How A Florida Case Undermines Attacks on Stand Your Ground Laws

AP Photo/Michael Conroy, File

Stand Your Ground laws are controversial, but they shouldn't be.

Much of the controversy extends not from what the laws do but from what some people think the laws do. Many opponents of such measures claim they basically sanction murder. All you have to do is claim that you were scared and you can get away with killing anyone.


That's not remotely true. Just ask Michael Drejka if that defense works.

Spoiler: It doesn't. Drejka was convicted of manslaughter.

Yet a lot of people may not believe that even with that example, so here's another one, also in the super-evil, Stand Your Ground state of Florida.

A Florida man facing charges in the shooting death of his mother, when she broke up a fight between him and his father after the three had been out celebrating his 28th birthday, unsuccessfully tried to argue self-defense under the state’s “Stand Your Ground” law.

The Sun Sentinel, which has been covering the case, reported the defendant spoke in court on Friday, saying his father was also armed during an argument that escalated to a fight on Dec. 14, 2019.

“He raised his fist at me like he was going to punch me,” Deltoro said in court, the paper reported. “He had me pushed against a wall. I saw his hand go into his pocket. I pretty much knew what he was going for.”

The judge rejected the self-defense argument and ordered the case to go before a jury, the newspaper reported.

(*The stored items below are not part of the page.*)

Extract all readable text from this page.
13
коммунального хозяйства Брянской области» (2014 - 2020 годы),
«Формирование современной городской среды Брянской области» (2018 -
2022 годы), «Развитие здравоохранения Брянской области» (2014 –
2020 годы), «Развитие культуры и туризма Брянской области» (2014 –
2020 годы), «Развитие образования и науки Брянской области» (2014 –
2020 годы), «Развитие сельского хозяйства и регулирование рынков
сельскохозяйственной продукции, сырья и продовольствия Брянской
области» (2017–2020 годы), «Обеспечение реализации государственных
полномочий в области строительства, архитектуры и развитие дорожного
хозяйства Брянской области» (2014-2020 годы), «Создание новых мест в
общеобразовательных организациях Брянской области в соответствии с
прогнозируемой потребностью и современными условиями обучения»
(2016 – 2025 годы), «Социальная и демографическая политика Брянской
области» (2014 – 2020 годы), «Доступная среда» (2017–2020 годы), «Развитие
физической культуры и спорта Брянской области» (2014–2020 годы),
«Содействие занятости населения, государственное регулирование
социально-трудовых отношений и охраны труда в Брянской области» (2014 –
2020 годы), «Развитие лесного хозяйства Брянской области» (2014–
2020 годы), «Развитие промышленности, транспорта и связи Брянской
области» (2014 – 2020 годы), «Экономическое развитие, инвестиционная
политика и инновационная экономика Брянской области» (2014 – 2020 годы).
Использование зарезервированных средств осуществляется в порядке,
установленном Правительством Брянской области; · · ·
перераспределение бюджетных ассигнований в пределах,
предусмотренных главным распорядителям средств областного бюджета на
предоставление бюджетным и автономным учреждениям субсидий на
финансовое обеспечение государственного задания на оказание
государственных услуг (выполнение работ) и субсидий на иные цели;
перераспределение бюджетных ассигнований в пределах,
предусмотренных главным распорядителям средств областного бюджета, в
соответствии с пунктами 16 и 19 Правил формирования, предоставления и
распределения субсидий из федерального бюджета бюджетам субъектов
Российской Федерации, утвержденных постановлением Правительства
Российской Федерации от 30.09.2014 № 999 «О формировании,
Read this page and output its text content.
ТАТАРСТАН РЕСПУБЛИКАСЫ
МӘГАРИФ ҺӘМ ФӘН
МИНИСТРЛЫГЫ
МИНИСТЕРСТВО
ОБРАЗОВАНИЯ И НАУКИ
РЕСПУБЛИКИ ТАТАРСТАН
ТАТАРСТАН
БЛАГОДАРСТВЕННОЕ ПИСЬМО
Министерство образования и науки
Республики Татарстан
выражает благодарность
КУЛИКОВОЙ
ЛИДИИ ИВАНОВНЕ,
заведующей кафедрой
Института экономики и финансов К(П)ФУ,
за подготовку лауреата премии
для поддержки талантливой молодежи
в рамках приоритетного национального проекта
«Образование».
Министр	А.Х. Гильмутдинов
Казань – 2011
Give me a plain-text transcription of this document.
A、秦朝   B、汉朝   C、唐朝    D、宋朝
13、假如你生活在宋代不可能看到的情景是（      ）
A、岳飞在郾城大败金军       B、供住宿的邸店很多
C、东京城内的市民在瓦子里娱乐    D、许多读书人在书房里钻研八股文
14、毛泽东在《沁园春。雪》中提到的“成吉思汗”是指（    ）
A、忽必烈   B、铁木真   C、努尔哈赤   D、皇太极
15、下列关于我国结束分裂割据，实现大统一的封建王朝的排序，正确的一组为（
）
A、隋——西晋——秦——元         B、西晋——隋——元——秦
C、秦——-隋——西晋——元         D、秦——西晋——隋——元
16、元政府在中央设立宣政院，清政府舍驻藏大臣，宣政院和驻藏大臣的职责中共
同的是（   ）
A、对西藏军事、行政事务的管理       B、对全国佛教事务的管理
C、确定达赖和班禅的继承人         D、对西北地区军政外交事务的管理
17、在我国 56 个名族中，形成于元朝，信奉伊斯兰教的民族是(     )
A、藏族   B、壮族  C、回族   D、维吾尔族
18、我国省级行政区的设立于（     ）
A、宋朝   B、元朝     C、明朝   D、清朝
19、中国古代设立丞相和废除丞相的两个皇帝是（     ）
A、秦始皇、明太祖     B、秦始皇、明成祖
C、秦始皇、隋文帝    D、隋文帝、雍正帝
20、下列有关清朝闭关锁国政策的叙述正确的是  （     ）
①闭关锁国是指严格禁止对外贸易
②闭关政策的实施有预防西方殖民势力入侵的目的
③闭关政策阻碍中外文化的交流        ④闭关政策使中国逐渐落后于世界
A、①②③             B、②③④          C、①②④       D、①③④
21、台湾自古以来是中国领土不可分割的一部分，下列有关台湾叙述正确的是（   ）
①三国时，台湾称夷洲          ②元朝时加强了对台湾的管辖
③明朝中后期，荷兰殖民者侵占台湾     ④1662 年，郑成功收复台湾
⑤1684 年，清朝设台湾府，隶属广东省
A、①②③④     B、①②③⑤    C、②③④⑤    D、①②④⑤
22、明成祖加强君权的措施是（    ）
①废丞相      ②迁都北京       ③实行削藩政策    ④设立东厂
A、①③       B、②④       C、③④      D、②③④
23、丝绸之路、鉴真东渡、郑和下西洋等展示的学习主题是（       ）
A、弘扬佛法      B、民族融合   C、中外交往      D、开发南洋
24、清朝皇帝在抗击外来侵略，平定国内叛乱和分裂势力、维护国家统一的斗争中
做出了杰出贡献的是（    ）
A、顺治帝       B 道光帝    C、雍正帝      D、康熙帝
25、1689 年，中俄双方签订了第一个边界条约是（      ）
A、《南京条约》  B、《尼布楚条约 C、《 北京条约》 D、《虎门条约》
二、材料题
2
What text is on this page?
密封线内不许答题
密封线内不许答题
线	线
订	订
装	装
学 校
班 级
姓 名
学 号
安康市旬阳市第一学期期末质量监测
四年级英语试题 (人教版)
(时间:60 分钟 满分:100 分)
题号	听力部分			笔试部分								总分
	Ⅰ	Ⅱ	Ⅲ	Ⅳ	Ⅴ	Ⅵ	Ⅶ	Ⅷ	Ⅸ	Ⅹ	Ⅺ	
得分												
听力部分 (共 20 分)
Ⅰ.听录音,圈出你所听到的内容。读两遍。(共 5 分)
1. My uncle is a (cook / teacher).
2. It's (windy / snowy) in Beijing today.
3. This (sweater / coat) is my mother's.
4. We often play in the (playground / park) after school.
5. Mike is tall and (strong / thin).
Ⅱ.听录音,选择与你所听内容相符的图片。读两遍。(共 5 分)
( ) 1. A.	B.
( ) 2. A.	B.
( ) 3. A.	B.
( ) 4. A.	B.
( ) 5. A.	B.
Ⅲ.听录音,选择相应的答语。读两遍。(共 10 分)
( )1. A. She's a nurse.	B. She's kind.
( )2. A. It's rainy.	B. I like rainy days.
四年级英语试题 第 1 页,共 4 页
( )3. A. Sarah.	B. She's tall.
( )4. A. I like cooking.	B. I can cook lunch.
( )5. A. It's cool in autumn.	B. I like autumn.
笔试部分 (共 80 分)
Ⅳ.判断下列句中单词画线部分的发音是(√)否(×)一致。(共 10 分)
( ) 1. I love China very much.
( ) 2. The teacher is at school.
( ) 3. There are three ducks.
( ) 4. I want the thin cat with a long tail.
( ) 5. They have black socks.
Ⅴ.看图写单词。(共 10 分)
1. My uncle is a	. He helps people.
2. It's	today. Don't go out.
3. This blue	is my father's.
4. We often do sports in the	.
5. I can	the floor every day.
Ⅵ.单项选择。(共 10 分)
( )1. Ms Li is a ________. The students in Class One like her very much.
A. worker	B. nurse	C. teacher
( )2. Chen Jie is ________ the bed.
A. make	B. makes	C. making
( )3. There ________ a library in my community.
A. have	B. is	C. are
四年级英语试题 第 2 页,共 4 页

Cindy Deltoro was killed at the family’s home in Margate, according to a complaint and affidavit. The killing happened when the son and father got into an argument in the car on the drive home after celebrating, the document said. The son allegedly hit his father in the face with his arm during the ride and when they got home, the argument continued to escalate, and the two began pushing and shoving each other, the affidavit said.


Deltoro's argument is that he figured his father was carrying a firearm as well and that he was in fear for his life.

Only, that argument doesn't fly because there was no evidence supporting the claim, for one thing. For another, his mother was the victim of the shooting, not his supposedly armed father.

We also have reason to believe he's lying about his father being armed because, frankly, after shooting his mother, he didn't get shot in turn. That kind of undermines the idea that he had a reasonable fear for his life.

See, the thing to remember about Stand Your Ground laws is that there actually has to be a reason to fear for your life. You can't just claim that you thought someone had a gun or that they said mean things and you were scared they were going to kill you. I get digging in internally and preparing yourself to use lethal force at that point should it be necessary, but it's not actually necessary absent some means to do so.

And shooting the person trying to break up the argument? That's never going to fly in the first place, no matter how scared you were.

This is still more evidence that Stand Your Ground doesn't give anyone license to do anything. All it does is prevent good, decent people from having to face prosecution for defending themselves. We've seen that happen, particularly with a bodega clerk in New York City.


So people need to stop pretending the law leads to outcomes it most definitely doesn't.